Prospect Retro: A.J. Burnett
A.J. Burnett was drafted by the New York Mets in the eighth round in 1995, out of high school in Little Rock, Arkansas. Your basic raw thrower with a good arm, he posted a 4.28 ERA and a 26/23 K/BB in 34 innings of rookie ball in the Gulf Coast League. He'd rate a Grade C prospect at this stage, possessing impressive arm strength but needing a lot of refinement to succeed at higher levels.
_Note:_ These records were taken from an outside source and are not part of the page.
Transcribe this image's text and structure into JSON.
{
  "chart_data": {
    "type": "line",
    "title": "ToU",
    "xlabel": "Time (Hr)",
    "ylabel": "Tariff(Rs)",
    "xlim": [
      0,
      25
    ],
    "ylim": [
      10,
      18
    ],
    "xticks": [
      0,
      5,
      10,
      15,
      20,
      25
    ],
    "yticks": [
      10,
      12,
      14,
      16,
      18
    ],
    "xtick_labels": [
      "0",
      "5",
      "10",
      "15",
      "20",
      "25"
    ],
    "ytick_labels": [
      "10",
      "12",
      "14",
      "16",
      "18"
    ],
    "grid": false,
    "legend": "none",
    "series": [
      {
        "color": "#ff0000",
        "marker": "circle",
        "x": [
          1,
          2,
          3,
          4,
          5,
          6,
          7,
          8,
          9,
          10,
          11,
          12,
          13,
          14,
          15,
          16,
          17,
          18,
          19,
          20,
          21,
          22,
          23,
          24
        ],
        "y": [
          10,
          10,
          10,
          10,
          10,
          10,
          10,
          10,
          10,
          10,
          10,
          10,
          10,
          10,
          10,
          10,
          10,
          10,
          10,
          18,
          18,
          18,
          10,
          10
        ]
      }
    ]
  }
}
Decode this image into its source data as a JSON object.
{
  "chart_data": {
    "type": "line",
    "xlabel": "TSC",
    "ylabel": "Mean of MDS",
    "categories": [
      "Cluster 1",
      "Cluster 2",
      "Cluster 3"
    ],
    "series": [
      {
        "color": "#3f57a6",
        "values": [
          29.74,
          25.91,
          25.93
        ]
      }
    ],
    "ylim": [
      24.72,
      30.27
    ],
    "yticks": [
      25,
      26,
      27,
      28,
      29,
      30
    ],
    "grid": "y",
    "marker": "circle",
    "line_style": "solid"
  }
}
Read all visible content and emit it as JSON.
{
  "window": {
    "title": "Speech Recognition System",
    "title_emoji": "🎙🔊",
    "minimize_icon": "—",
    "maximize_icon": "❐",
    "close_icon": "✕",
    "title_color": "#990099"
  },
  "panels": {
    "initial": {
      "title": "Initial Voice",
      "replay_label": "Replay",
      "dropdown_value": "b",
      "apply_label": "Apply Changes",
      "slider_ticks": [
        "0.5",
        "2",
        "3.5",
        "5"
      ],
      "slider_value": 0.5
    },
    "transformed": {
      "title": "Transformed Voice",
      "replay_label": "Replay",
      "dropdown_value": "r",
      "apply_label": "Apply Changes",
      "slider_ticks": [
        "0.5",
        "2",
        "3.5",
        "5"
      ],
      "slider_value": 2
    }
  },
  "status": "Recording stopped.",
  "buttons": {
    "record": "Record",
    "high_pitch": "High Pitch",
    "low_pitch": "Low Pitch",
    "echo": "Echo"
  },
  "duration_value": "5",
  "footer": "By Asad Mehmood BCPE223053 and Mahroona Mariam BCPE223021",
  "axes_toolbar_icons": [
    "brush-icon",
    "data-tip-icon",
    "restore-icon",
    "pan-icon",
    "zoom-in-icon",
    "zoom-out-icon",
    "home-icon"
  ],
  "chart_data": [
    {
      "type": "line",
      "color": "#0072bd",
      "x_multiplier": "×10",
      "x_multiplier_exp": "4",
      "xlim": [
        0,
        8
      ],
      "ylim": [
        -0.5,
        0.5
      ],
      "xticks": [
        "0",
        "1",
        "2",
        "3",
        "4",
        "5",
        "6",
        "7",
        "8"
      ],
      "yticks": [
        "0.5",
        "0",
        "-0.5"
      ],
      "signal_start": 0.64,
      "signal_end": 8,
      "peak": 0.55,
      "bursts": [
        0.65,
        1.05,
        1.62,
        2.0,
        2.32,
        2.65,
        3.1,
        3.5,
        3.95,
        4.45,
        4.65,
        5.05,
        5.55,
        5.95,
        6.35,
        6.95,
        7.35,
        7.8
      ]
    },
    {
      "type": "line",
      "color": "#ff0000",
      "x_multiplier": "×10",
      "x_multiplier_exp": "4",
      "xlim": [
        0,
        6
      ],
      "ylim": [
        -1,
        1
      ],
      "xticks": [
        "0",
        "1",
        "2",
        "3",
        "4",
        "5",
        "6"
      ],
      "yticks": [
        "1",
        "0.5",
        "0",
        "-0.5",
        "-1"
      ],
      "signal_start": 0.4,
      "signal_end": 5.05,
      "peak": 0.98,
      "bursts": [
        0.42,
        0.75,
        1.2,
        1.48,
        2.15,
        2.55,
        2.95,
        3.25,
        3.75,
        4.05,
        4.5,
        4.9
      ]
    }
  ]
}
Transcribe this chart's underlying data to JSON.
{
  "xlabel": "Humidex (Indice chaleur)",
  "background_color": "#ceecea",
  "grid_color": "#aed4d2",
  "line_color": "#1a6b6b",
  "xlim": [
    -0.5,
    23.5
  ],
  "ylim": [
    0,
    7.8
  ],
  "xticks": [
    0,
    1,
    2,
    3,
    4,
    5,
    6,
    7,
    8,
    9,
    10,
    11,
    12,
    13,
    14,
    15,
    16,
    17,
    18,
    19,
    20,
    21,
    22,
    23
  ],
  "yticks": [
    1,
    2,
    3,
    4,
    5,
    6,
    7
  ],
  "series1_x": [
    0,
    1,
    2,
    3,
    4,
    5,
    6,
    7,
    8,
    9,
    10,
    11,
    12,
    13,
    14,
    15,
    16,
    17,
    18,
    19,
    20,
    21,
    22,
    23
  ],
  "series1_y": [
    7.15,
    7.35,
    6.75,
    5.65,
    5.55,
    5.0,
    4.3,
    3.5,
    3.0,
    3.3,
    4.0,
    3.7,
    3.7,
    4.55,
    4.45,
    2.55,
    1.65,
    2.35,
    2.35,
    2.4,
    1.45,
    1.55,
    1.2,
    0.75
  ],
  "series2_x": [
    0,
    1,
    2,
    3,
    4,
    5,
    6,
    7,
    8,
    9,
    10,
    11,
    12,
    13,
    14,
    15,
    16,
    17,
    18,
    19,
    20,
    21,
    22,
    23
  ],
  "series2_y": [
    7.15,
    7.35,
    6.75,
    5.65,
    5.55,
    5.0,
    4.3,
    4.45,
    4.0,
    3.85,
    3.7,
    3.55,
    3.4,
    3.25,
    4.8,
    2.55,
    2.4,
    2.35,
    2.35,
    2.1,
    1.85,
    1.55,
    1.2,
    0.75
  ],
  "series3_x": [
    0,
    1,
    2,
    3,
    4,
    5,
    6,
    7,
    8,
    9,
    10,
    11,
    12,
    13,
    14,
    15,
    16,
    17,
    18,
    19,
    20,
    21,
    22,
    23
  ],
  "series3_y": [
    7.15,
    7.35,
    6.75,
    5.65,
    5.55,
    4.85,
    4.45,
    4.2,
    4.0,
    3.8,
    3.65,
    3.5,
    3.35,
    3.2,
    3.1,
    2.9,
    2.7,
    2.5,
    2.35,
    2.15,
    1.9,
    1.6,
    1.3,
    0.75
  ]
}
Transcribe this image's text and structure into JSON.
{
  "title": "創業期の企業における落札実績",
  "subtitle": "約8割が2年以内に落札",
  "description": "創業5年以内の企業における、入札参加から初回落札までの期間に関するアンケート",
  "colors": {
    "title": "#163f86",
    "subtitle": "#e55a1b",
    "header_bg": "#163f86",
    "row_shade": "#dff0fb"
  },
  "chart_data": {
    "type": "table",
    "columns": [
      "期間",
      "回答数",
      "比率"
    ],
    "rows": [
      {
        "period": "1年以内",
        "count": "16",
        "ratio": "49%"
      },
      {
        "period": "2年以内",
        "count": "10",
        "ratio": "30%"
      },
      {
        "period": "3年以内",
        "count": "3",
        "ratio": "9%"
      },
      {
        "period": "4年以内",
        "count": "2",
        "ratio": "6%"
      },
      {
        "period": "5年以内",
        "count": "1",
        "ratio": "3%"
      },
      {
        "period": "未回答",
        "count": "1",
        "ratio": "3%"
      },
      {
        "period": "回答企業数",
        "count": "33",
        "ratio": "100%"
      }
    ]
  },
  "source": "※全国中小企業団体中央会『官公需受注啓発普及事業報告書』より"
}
Promoted to Kingsport in the Appy League in 1996, he posted a 3.88 ERA in 58 innings, allowing just 31 hits while striking out 68. Excellent K/IP and H/IP ratios. But he walked 54 guys and threw 16 wild pitches, inflating his ERA dramatically from what it would otherwise be. His arm strength was excellent, but his lack of command kept him off prospect lists: he didn't make the Baseball America Top 10 Prospects for the Appy League, although four of his Kingsport teammates (Grant Roberts, Brett Herbison, Andy Zwirchitz, and Pee Wee Lopez) did. He'd likely rate as a "Grade C with higher potential if he ever throws strikes" nowadays.
Burnett moved up to the New York-Penn League in 1997, posting a 4.70 ERA in 44 innings. He gave up just 28 hits while striking out 48, but again command hurt him as he walked 35 and gave up 9 wild pitches. Still a Grade C with potential if his command comes around.
That command came around in 1998. Traded to the Marlins in the Al Leiter deal, Burnett went to Kane County in the Midwest League and thrived, posting a 10-4, 1.97 mark in 119 innings, with a 186/45 K/BB and allowing just 74 hits. K/BB, K/IP, H/IP all were excellent. He refined his breaking ball and changeup, and in general just threw a lot more strikes than he did in the Mets system. I rated him as a Grade B+ prospect, and as the Number 35 overall prospect in baseball and as the Number 13 pitcher.
Burnett took a step backwards in 1999. He almost made the major league rotation in spring training. But the Marlins wisely decided that jumping a pitcher from the Midwest League to the majors wasn't a great idea. They sent him to Double-A to get his feet wet against advanced hitters, but Burnett didn't like the idea, throwing tantrums and pitching poorly early in the season, getting surly and acting like an immature brat at times. His control went backwards, and he went 6-12, 5.52 in 121 innings. He struck out 121 guys, but he also gave up 132 hits and walked 74 men. Interestingly, despite his poor behavior, the Marlins decided to give him a major league trial late in the year, and he responded to the show of confidence, going 4-2, 3.48 in 7 starts. I kept his grade at B+ heading into 2000, ranking him at Number 37 overall and Number 15 as a pitcher.
Injuries limited Burnett to 13 major league starts in 2000. Durability and command have remained a problem for him, but when healthy he can be quite dominant. His current record is 59-58, 3.77 in 989 innings, with an 871/416 K/BB ratio. Similar pitchers historically include David Palmer, Erik Hanson, and Jim Lonborg, all successful (if erratic) pitchers.
As a prospect, Burnett always showed outstanding K/IP and H/IP ratios, reflecting his quality stuff and physical ceiling. His track record overall was quite mixed. Most of the time he struggled with his command, but the one season that he showed good control in the minors (1998) he was unstoppable.